By Geraldine Yang; Edited by Yaron Gu

Local first-year medical student, Nate Shen, has made headlines by doing literally everything in his will to avoid catching up on uni work – inadvertently finding the cure for cancer in the process. 

Nate, who lives by the motto “If you wait until the last minute, it’ll only take a minute to do”, was just a regular medical student – albeit one with questionable time-management skills. But on one fateful Friday, everything changed.

As usual, Nate was ignoring his responsibilities by online shopping for things he couldn’t afford and frankly didn’t need. That is, until, he was rudely interrupted by the all-too-familiar buzz of his phone, undoubtedly from the year group’s Messenger chat. It was only then that he realised the EOC was less than a week away. With several whole scenarios full of lectures left untouched, Nate knew what he had to do: not his work, but rather, literally anything else that would allow him to put off his studying for another day.

“In some aspects, having a month’s worth of unwatched lectures was actually the final push I needed for me to make a change to my life. Not necessarily a productive change, but definitely, uh, a change.” Nate remarked. “Being that behind on uni work was a big wake up call for me. Like, what am I doing with my life? And it was pretty confronting to realise that I still hadn’t watched the scenario plenary from week 1. In week 7.” 

“So, I did the only logical thing I could in that situation: procrastinate by ticking off the entirety of my bucket list.”

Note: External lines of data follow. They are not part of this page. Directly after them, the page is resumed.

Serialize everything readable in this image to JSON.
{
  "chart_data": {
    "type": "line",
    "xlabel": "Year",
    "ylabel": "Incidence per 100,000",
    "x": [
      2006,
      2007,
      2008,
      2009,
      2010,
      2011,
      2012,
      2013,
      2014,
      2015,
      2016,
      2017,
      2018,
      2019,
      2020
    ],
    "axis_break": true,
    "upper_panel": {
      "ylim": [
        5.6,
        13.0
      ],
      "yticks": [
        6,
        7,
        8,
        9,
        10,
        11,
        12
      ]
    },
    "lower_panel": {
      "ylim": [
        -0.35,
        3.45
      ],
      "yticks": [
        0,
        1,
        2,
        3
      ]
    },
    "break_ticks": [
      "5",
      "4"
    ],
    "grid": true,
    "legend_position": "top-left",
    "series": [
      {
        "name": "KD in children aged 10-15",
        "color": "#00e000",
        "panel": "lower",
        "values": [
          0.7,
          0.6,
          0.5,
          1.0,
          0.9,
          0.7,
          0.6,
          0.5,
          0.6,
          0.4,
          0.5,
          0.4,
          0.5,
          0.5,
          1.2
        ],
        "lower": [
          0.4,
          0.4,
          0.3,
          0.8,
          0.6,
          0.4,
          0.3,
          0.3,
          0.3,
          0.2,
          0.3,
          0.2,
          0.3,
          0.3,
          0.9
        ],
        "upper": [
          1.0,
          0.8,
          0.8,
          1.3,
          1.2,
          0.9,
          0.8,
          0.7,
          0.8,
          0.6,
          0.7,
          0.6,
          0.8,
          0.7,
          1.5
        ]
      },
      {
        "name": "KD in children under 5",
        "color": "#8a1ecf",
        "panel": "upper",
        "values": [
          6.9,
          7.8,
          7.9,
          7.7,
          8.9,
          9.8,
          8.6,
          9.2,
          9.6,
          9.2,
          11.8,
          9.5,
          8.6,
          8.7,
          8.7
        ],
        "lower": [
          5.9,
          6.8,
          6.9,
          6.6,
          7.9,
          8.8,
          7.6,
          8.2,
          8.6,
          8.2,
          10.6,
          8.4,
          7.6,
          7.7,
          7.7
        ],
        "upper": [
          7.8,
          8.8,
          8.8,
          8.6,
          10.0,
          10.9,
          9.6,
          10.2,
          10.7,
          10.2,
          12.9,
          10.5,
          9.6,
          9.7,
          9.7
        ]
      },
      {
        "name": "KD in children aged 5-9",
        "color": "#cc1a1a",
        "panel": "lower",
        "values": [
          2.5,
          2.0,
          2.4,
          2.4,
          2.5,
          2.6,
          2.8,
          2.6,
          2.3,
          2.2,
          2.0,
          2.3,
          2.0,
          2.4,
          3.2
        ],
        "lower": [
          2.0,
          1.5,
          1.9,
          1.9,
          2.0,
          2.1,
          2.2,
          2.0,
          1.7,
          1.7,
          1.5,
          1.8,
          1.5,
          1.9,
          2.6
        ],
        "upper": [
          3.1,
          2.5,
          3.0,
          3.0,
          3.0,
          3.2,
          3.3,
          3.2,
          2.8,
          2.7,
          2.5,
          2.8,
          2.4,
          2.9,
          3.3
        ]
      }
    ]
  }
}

In only a few hours, Nate had managed to download 50 anki add-ons, deep-clean his entire house and learn to play the guitar. By the next day, he had hiked the entirety of Kosciuszko National Park, citing a sudden “surge in productivity” as the source of his newfound athletic talent. The day after that, he discovered the cure for cancer. 

Nate’s discovery stunned researchers and medical professionals worldwide, with many deeming his ability to negate literal centuries of highly controlled scientific research with one night of intense procrastination as “irrational”, “ridiculous” and simply “impossible”. “Logically, there is no way this should be possible,” decried world-renowned scientist, Dr Anderson, “How can one night of boredom-fuelled research by a first-year medical student be enough to develop a cure to every cancer known to man? He doesn’t even know what half of them are!” 

Jealous haters aside, Nate’s findings have made waves in the medical community, with more and more evidence attesting to the efficacy of his proposed treatment methods. “What can I say?”, the student declared, “Every figure of eminence has their haters: Socrates, Taylor Swift, Elmo – but they don’t let it get to them.” Scientists estimate that the student’s findings may have single-handedly extended the average human lifespan by a whopping 2 years, reshaping the face of modern medicine as we know it. 

Despite this Herculean discovery, Nate remains cool and composed, seemingly unaffected by the fact that he accomplished a lifetime’s worth of achievements over the course of 48 hours. When asked if he ever planned on watching his lectures, he stared at us in disbelief. “Pshhh. No way. I’ll need a little more motivation than THAT.”